Social Impact Assessment Training Course
About the course
This intermediate course provides a current overview of leading industry practice related to social impact assessment and management that is consistent with IAIA’s International Principles for SIA and Guidance for SIA. We address the current issues relevant to the business of managing the social impacts of extractives projects.
The trainers include a leading academic in SIA and a person with considerable industry consulting experience.
In our course, SIA is regarded as being more than just the ex-ante prediction of social impacts, it should be the process of managing the social issues, and a mechanism to ensure social and economic development.
This course will appeal to early career IA practitioners, people who commission SIAs, people who would like to do them, people who are involved in assessing them, and people with a general interest in the field. Specific course objectives are to:
- Increase awareness of new developments in SIA thinking and practice;
- Create awareness of the benefits to proponents of seeing SIA as an ongoing process of adaptive management and engagement with stakeholders, rather than as a point-in-time assessment;
- Strengthen understandings of the social nature of impacts on communities;
- Build practical knowledge in conducting SIAs;
- Increase ability to critically evaluate SIAs;
- Increase awareness of approaches to ensure SIA commitments are implemented;
- Provide tools to realise the potential of proponents to contribute to sustainability outcomes;
- Increase comprehension of the ethical, human rights and legal issues in SIA practice.
Topics Covered
- What are social impacts?
- A brief history of SIA and what ‘international standards’ look like now
- Tasks undertaken as part of an SIA process
- Scoping the social issues:
- Frameworks every SIA practitioner should be aware of
- Methods to systematically identify Human Rights issues as part of social impact scoping
- Community involvement methods
- Methods for selecting indicators in order to establish a baseline, predict and assess social and human rights impacts
- Decision tools for establishing negative impact significance, social risk vs business risk, and priorities for action
- Decision tools for establishing positive impact significance, social opportunities vs business opportunities, and priorities for action
- Working in integrated impact assessment project teams
- Understanding the factors that influence whether a mitigation or enhancement strategy will actually be effective
- Trends in community-based monitoring
- How to manage ethical issues in SIA practice
Teaching Techniques
The training course is designed to have an effective blend of instruction and participatory process. As facilitators, the trainers establish a friendly supportive environment that enables participation by all, being mindful of cultural background and personal learning styles. The experiences of the participants are utilised by encouraging personal contribution and general discussion. Learning is facilitated through the use of table-based groupwork and the use of a structured case-study exercise. Each participant will receive a USB with useful resources.
About Prof Frank Vanclay - University of Groningen
Frank is the Professor and Head of the Department of Cultural Geography in the Faculty of Spatial Sciences, University of Groningen, The Netherlands, where he has been since 2010. An Australian by birth, Frank specialises in the areas of: social impact assessment and management; social performance; social licence to operate; human rights and corporate social responsibility; social understandings of place; social aspects of resource extraction, and social aspects of natural resource management, farming and agriculture.
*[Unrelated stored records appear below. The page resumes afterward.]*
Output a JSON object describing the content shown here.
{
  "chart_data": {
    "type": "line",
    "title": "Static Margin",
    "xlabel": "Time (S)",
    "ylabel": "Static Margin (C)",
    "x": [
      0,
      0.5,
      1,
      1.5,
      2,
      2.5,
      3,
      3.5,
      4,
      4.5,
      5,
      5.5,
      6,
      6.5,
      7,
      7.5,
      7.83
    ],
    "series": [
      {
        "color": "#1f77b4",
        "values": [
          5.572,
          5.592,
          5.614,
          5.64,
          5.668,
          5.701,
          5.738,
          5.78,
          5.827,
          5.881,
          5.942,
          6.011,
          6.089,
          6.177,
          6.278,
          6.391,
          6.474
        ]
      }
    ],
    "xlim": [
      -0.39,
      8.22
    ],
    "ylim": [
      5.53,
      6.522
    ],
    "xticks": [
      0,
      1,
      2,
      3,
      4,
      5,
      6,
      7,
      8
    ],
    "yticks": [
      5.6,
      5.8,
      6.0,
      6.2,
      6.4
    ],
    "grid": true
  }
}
Frank is especially noted for his role in developing IAIA’s 2003 International Principles for Social Impact Assessment and 2015 Guidance on Social Impact Assessment.
About Ana Maria Esteves - Community Insights Group
Ana Maria is founder of CIG, an international social impact management consultancy. She is a recognized practitioner in the areas of social performance, social investment and local content, especially in the mining, oil & gas and energy sector. She is an Industry Fellow at CSRM and visiting professor at the Faculty of Engineering, University of Strathclyde (UK). Ana Maria goes beyond impact assessment to work with clients to contribute to social development at the local level. Her clients have included: Anglo American, BG, BHP Billiton, Goldcorp, Newmont, Rio Tinto, Shell, and Tullow Oil. She works all over the world, with a concentration in sub-Saharan Africa. Mozambique-born, she is an Australian citizen and currently resides in The Netherlands. She is the current President of the International Association for Impact Assessment, founder of SIAhub, an online resource for the SIA community of practice, and co-author of the IAIA Guidance for SIA.
Host: Associate Professor Nick Bainton, Centre for Social Responsibility in Mining (CSRM)
Course cost: AUD $1,500 per participant (excl. GST)
SPECIAL rates: AUD $1,200 for government participants, AUD $900 for NGO participants, AUD $600 for university students (excl. GST)
Includes: Course notes, USB with useful resources, morning/afternoon tea and lunch.